During the exhibition Re: value, The Gallery Club presents the series The sky is glowing with the setting sun by photographer Emily Bates. Amami Oshima is the largest of the Amami Islands, set in the East China Sea, with Kakeroma, Shadow Island, nestling beneath it. Bates has ventured there several times, and bonded with some of the women who are preserving the old traditions as best they can. The villages, which are often isolated because of the mountain terrain and dense sub-tropical forests, each have their own rituals and language. The authorities are trying to develop tourism so that young islanders will stay there and have a future.
Andrei Fărcășanu is a Romanian photographer based in Barcelona, Spain. He works with black and white analog photography, hand made prints, small size. His work focusses on intimate pictorial photography used as a way of investigate the subtle details of everyday life. Through his minimalist photography, the reduced size of his works and the fact that the artist transforms the photos to a level of unique and singular object, the observer – in order to understand the message – has to come closer, to study the details, to slow down the rhythm of modern life. Fărcășanu graduated from National University of Arts in Bucharest, Academy of Fine Arts, and majored in painting (2003). He also holds a Masters degree in Photography and Live arts (2005) and a PhD in photography (2013).
Margaret Lansink & René van Hulst
Every moment contains multiple possibilities, though sometimes we cannot feel it. Small decisions, small gestures, and small actions ripple outwards from our bodies into the lives of others, collapsing the many possibilities into the determination of reality. With a casual and careless stroke, we can crush the spirit of another in passing without any awareness of having done so. Equally, we can unknowingly radiate to others the inspiration and joy to live another day. Our deepest acts of both cruelty and kindness may in fact be invisible to us.

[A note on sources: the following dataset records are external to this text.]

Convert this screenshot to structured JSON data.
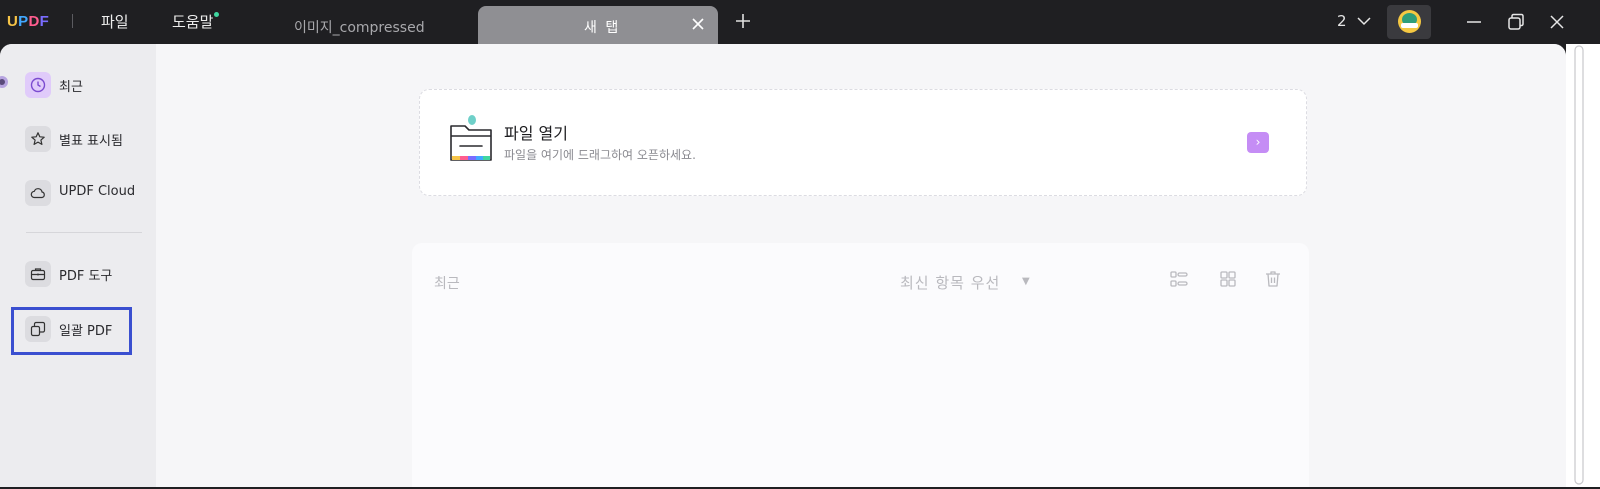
{
  "app": {
    "logo": {
      "part1": "U",
      "part2": "P",
      "part3": "D",
      "part4": "F"
    },
    "menu": {
      "file": "파일",
      "help": "도움말"
    },
    "tabs": [
      {
        "label": "이미지_compressed",
        "active": false
      },
      {
        "label": "새 탭",
        "active": true
      }
    ],
    "window_count": "2"
  },
  "sidebar": {
    "items": [
      {
        "label": "최근",
        "icon": "clock-icon",
        "active": true
      },
      {
        "label": "별표 표시됨",
        "icon": "star-icon"
      },
      {
        "label": "UPDF Cloud",
        "icon": "cloud-icon"
      },
      {
        "label": "PDF 도구",
        "icon": "briefcase-icon"
      },
      {
        "label": "일괄 PDF",
        "icon": "batch-icon",
        "highlighted": true
      }
    ]
  },
  "open_file": {
    "title": "파일 열기",
    "subtitle": "파일을 여기에 드래그하여 오픈하세요.",
    "arrow": "›"
  },
  "recent": {
    "title": "최근",
    "sort_label": "최신 항목 우선",
    "sort_caret": "▼"
  },
  "colors": {
    "accent": "#c58df5",
    "highlight_border": "#3a4fd0",
    "titlebar_bg": "#1f1f22"
  }
}
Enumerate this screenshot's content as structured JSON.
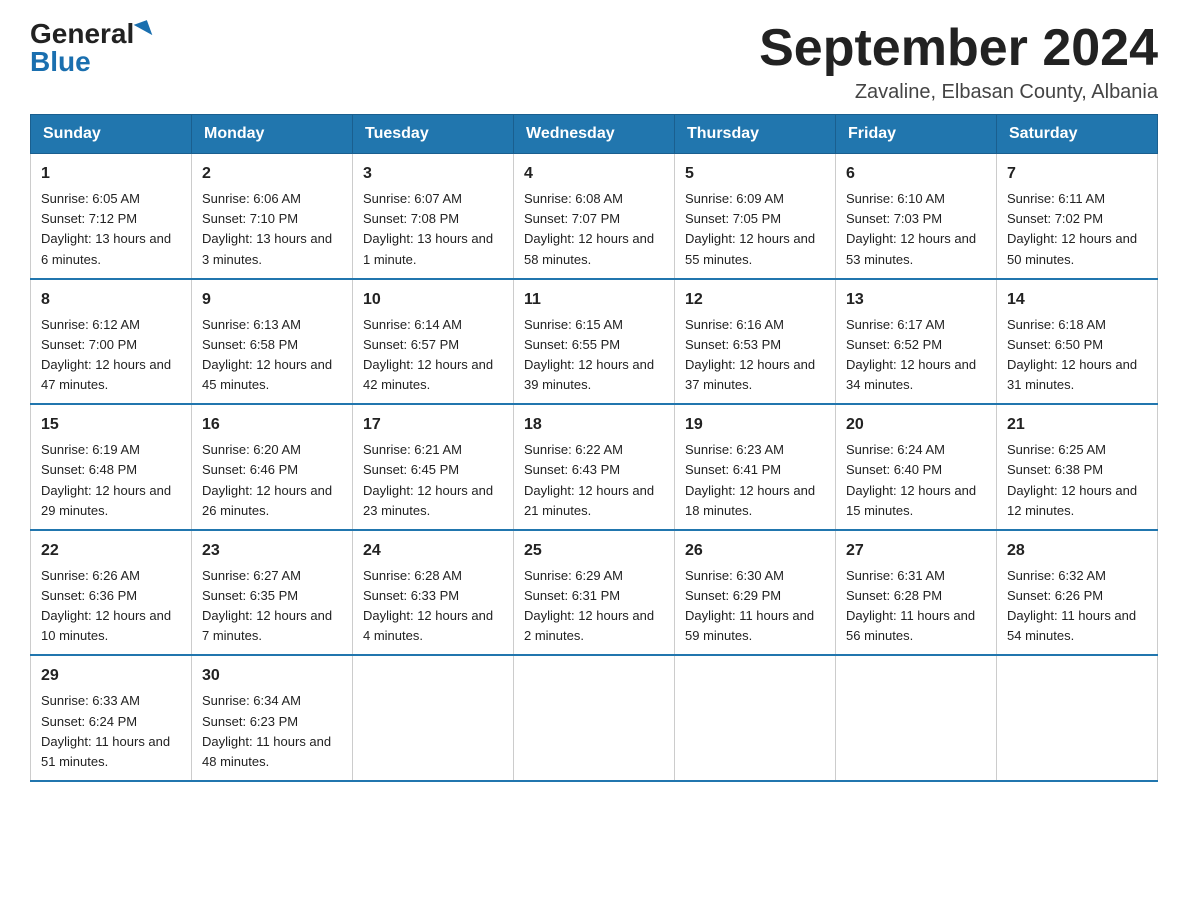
{
  "header": {
    "logo_general": "General",
    "logo_blue": "Blue",
    "month_title": "September 2024",
    "subtitle": "Zavaline, Elbasan County, Albania"
  },
  "weekdays": [
    "Sunday",
    "Monday",
    "Tuesday",
    "Wednesday",
    "Thursday",
    "Friday",
    "Saturday"
  ],
  "weeks": [
    [
      {
        "day": "1",
        "sunrise": "6:05 AM",
        "sunset": "7:12 PM",
        "daylight": "13 hours and 6 minutes."
      },
      {
        "day": "2",
        "sunrise": "6:06 AM",
        "sunset": "7:10 PM",
        "daylight": "13 hours and 3 minutes."
      },
      {
        "day": "3",
        "sunrise": "6:07 AM",
        "sunset": "7:08 PM",
        "daylight": "13 hours and 1 minute."
      },
      {
        "day": "4",
        "sunrise": "6:08 AM",
        "sunset": "7:07 PM",
        "daylight": "12 hours and 58 minutes."
      },
      {
        "day": "5",
        "sunrise": "6:09 AM",
        "sunset": "7:05 PM",
        "daylight": "12 hours and 55 minutes."
      },
      {
        "day": "6",
        "sunrise": "6:10 AM",
        "sunset": "7:03 PM",
        "daylight": "12 hours and 53 minutes."
      },
      {
        "day": "7",
        "sunrise": "6:11 AM",
        "sunset": "7:02 PM",
        "daylight": "12 hours and 50 minutes."
      }
    ],
    [
      {
        "day": "8",
        "sunrise": "6:12 AM",
        "sunset": "7:00 PM",
        "daylight": "12 hours and 47 minutes."
      },
      {
        "day": "9",
        "sunrise": "6:13 AM",
        "sunset": "6:58 PM",
        "daylight": "12 hours and 45 minutes."
      },
      {
        "day": "10",
        "sunrise": "6:14 AM",
        "sunset": "6:57 PM",
        "daylight": "12 hours and 42 minutes."
      },
      {
        "day": "11",
        "sunrise": "6:15 AM",
        "sunset": "6:55 PM",
        "daylight": "12 hours and 39 minutes."
      },
      {
        "day": "12",
        "sunrise": "6:16 AM",
        "sunset": "6:53 PM",
        "daylight": "12 hours and 37 minutes."
      },
      {
        "day": "13",
        "sunrise": "6:17 AM",
        "sunset": "6:52 PM",
        "daylight": "12 hours and 34 minutes."
      },
      {
        "day": "14",
        "sunrise": "6:18 AM",
        "sunset": "6:50 PM",
        "daylight": "12 hours and 31 minutes."
      }
    ],
    [
      {
        "day": "15",
        "sunrise": "6:19 AM",
        "sunset": "6:48 PM",
        "daylight": "12 hours and 29 minutes."
      },
      {
        "day": "16",
        "sunrise": "6:20 AM",
        "sunset": "6:46 PM",
        "daylight": "12 hours and 26 minutes."
      },
      {
        "day": "17",
        "sunrise": "6:21 AM",
        "sunset": "6:45 PM",
        "daylight": "12 hours and 23 minutes."
      },
      {
        "day": "18",
        "sunrise": "6:22 AM",
        "sunset": "6:43 PM",
        "daylight": "12 hours and 21 minutes."
      },
      {
        "day": "19",
        "sunrise": "6:23 AM",
        "sunset": "6:41 PM",
        "daylight": "12 hours and 18 minutes."
      },
      {
        "day": "20",
        "sunrise": "6:24 AM",
        "sunset": "6:40 PM",
        "daylight": "12 hours and 15 minutes."
      },
      {
        "day": "21",
        "sunrise": "6:25 AM",
        "sunset": "6:38 PM",
        "daylight": "12 hours and 12 minutes."
      }
    ],
    [
      {
        "day": "22",
        "sunrise": "6:26 AM",
        "sunset": "6:36 PM",
        "daylight": "12 hours and 10 minutes."
      },
      {
        "day": "23",
        "sunrise": "6:27 AM",
        "sunset": "6:35 PM",
        "daylight": "12 hours and 7 minutes."
      },
      {
        "day": "24",
        "sunrise": "6:28 AM",
        "sunset": "6:33 PM",
        "daylight": "12 hours and 4 minutes."
      },
      {
        "day": "25",
        "sunrise": "6:29 AM",
        "sunset": "6:31 PM",
        "daylight": "12 hours and 2 minutes."
      },
      {
        "day": "26",
        "sunrise": "6:30 AM",
        "sunset": "6:29 PM",
        "daylight": "11 hours and 59 minutes."
      },
      {
        "day": "27",
        "sunrise": "6:31 AM",
        "sunset": "6:28 PM",
        "daylight": "11 hours and 56 minutes."
      },
      {
        "day": "28",
        "sunrise": "6:32 AM",
        "sunset": "6:26 PM",
        "daylight": "11 hours and 54 minutes."
      }
    ],
    [
      {
        "day": "29",
        "sunrise": "6:33 AM",
        "sunset": "6:24 PM",
        "daylight": "11 hours and 51 minutes."
      },
      {
        "day": "30",
        "sunrise": "6:34 AM",
        "sunset": "6:23 PM",
        "daylight": "11 hours and 48 minutes."
      },
      null,
      null,
      null,
      null,
      null
    ]
  ]
}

In The Kindness of One, photographer Margaret Lansink and poet René van Hulst contemplate the great potential within a single person’s act of kindness. The couple were inspired by events in 1940, during World War II, in which thousands of Jewish people were trapped in Kaunas, Lithuania between the advancing German troops and the Russian army taking over the Baltic states. On July 24th, the Dutch counsel in Kaunas, Jan Zwartendijk, took personal action and, even though he did not know the Jewish refugees, began to issue visas. In only two weeks, he issued 2,345 visas and saved the lives of more than 6,000 people. The Japanese counsel of Kaunas, Sugihara, likewise issued visas that enabled the people to travel through Russia and reach Japan by boat. Compared to the scale of history, most days in modern life are banal, filled with administrative tasks like checking email, doing office work, and running household errands. Yet what is a visa but some small piece of administration?
In her black and white images, Lansink traces the feeling of everyday saviours like Zwartendijk through an intuitive view of Kaunas and Japan. She mixes scenes from ordinary daily life with shots of blurred confusion, and layered scenes with reflections that hold us apart from what we see. In his series of short poems, van Hulst muses on the potential of our human existence: we are all afraid and alone, together. In combination, the photographs and words dwell in the possibility of any given moment for a person to choose fear, apathy, and anger, or to choose compassion and kindness. Gently, they urge for kindness.